Hi Britt – good on you for planning to give the Camino a go. I see the other old hands are giving you some good advice, and while in danger of sounding like your mother I’ll add some more (and yes this is the advise I gave my own kiwi daughter on her first Camino).
NEVERs – I can’t stress Janet’s comment enough, weeks on the road with people little things like this get noticed and really piss people off. Pack the night before, get up and go, makes the day run smoothly.
DONTs – walk in the heat of the day. It’s madness. Try to start early, aim to get to your destination for lunch (between 1-3pm) this will mean you can eat or get your shopping done, before everything closes down for the day (and you are not walking in the afternoon heat), otherwise you will find yourself circling the town with the rest of the hungry pilgrims at 9 o’clock at night.
READ - Before you go, do read and research where you plan to go. While it’s nice to go with the flow, the Camino has an amazing history and a real pain when you realise that 50km back was an amazing church / roman bridge / view / parador you wanted to see. Make the trip your own – pick a starting point that you are interested in, and make the most of the trip and places you pass through. If you start at Roncesvalles then you should do it in 5 weeks, especially as oldies like us did if from St Jean in 4. But also take a look at alternative routes; the VIP is a great alternative.
ATMs- yes they work fine, and take kiwi efpos / Aussie cards. 300 Euro goes a long way on the Camino and it’s good not to carry too much cash on you at any one time. Just keep your cards and passport safe somewhere safe.
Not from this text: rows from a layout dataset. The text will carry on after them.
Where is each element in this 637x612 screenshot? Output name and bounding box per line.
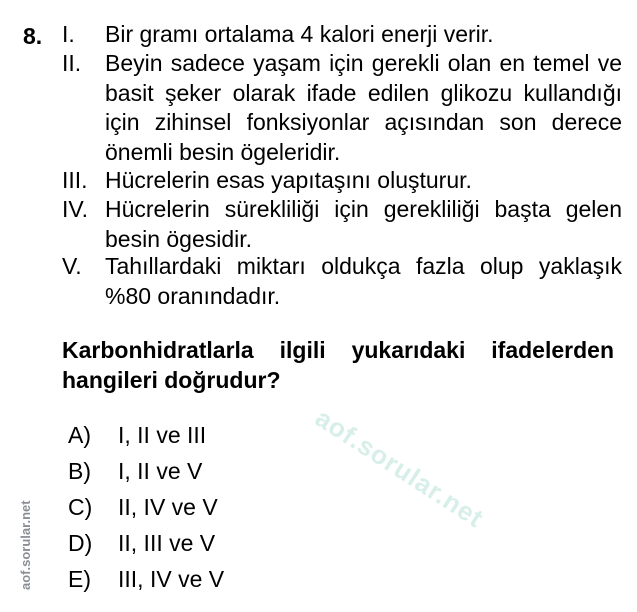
option-letter: E) — [68, 566, 91, 592]
statement-text: Beyin sadece yaşam için gerekli olan en temel ve basit şeker olarak ifade edilen glikozu kullandığı için zihinsel fonksiyonlar açısından son derece önemli besin ögeleridir. — [105, 50, 622, 165]
statement-text: Bir gramı ortalama 4 kalori enerji verir. — [105, 21, 494, 47]
statement-numeral: III. — [62, 167, 88, 193]
side-watermark: aof.sorular.net — [18, 500, 33, 590]
option-text: I, II ve V — [118, 458, 203, 484]
statement-numeral: IV. — [62, 196, 89, 222]
statement-2 — [62, 49, 622, 167]
statement-numeral: II. — [62, 50, 82, 76]
question-prompt: Karbonhidratlarla ilgili yukarıdaki ifadelerden hangileri doğrudur? — [62, 337, 614, 393]
statement-4 — [62, 195, 622, 254]
option-text: III, IV ve V — [118, 566, 225, 592]
statement-text: Hücrelerin esas yapıtaşını oluşturur. — [105, 167, 472, 193]
option-letter: D) — [68, 530, 93, 556]
option-letter: B) — [68, 458, 91, 484]
statement-text: Hücrelerin sürekliliği için gerekliliği başta gelen besin ögesidir. — [105, 196, 622, 252]
option-letter: A) — [68, 422, 91, 448]
option-letter: C) — [68, 494, 93, 520]
option-text: II, III ve V — [118, 530, 216, 556]
statement-numeral: I. — [62, 21, 75, 47]
statement-1 — [62, 20, 622, 50]
question-number: 8. — [23, 23, 43, 49]
option-text: I, II ve III — [118, 422, 207, 448]
diagonal-watermark: aof.sorular.net — [310, 402, 490, 534]
statement-numeral: V. — [62, 253, 82, 279]
option-text: II, IV ve V — [118, 494, 218, 520]
statement-3 — [62, 166, 622, 196]
statement-text: Tahıllardaki miktarı oldukça fazla olup yaklaşık %80 oranındadır. — [105, 253, 622, 309]
statement-5 — [62, 252, 622, 311]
PHONE – Take it if you must, probably a good idea if you are heading off on your own. But turn it off, not just to save the battery but also to save annoying the be-jezeus out of us old crankies who hate the things going beep beep, and try and avoid txting or calling to say “guess where I am”, its just lame and will deprive you of the wonderful experience that dropping out on the Camino gives. But your Mum will probably enjoy the odd call to let her know you are still alive, and if you don’t call she may contact the Guardia Seville to search for you as my daughter did when we went off the grid for too long.
SEND POSTCARDs – old fashion yes, but a handwritten note is something people keep and treasure… and it satisfies the base craving to go NahNahNah I am on exotic holiday and you’re not… not very Christian of me I know.
PACK - Proper harness, whatever the size, we use Mac pac (but then most kiwis do). If you go in spring as you plan you won’t need a 65L pack, a 30L pack is fine, aim or 7kg fully loaded (without water) or lighter. As your sleeping bag will take up most of the room in your pack, see if you can get a lightweight one (Mac pac do a good one) or ditch it and take a sleep sack / sheet as the refuges have blankets, a bit manky but useable. Take some merino tramping thermals; check out icebreaker no stink range as these allow you to layer up to keep warm. Take less clothes but make sure it all can be hand washed and dry overnight.
WATER - Camels are great, but take a back up bottle of water as you can easily drink through 2/3 L with the constant sipping. Lots of places to fill up, but not always when you need them.
BOTAS? Walking shoes (Merrell do a great range) not boots – sandals are a good alternative too. NZ tramping boots will give you problems as they are not designed for hard rock Camino walking everyday – and grease your feet with a good foot cream every day before you set off – this is very important (and hard earned) advise.
And do not think you can send your pack or stuff ahead. Alberuges will not let you in if the discover you are “auto-assit” as you are not a real pilgrim. Pack properly and carry it yourself, you will also benefit of the pride in completing the Camino “properly”.
Have a great time!
And most important of all.
Pack light, and look after your feet. You will be fine.